L’affection qu’Ayres portait à la couleur comme sujet est évidente tout au long de sa carrière. À mesure que ses compositions devinrent moins lyriques, moins gestuelles, et plus structurées et architectoniques avec le temps, son amour de la couleur ne fit que grandir. Dans les années 1980, elle développa une vision esthétique quelque peu fantaisiste et festive basée sur des couleurs vives et claires et des formes biomorphiques. Ces œuvres ultérieures semblent inspirées par la nature.
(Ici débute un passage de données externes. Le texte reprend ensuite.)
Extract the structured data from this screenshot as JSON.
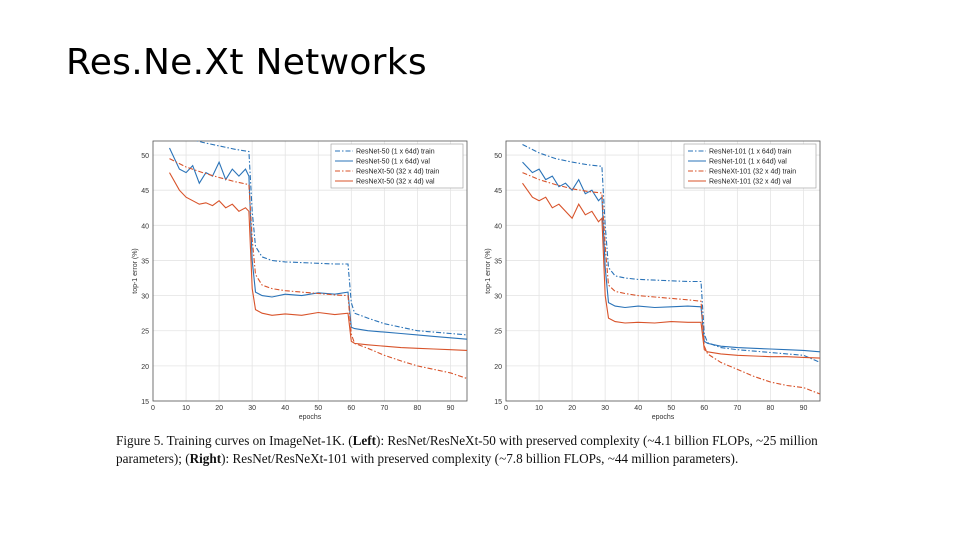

Certains pensent que c’est parce qu’à cette époque de sa vie, Ayres s’installa avec sa famille dans une communauté rurale côtière au Pays de Galles. Elle a dit que les conditions là-bas, en particulier le paysage, eurent une grande influence sur elle. Cependant, elle insista toujours sur le fait que son travail n’était pas abstrait de la nature, ni réduit à partir d’images de la campagne. D’une certaine manière, les dernières peintures qu’Ayres réalisa rappellent les découpages de Matisse. Les deux artistes adoptèrent une palette de couleurs similaire tard dans leur carrière, et développèrent un sens similaire des relations spatiales. Sauf que, tandis que Matisse espérait fièrement évoquer les formes et les figures du monde naturel dans ses œuvres tardives, Ayres resta jusqu’à la fin convaincue que ses œuvres ne reposaient sur rien. Ce ne sont que des images de couleurs et de formes dans l’espace sans signification autre qu’elles-mêmes, offrant un plaisir pur aux spectateurs assez courageux pour se laisser aller à leur beauté.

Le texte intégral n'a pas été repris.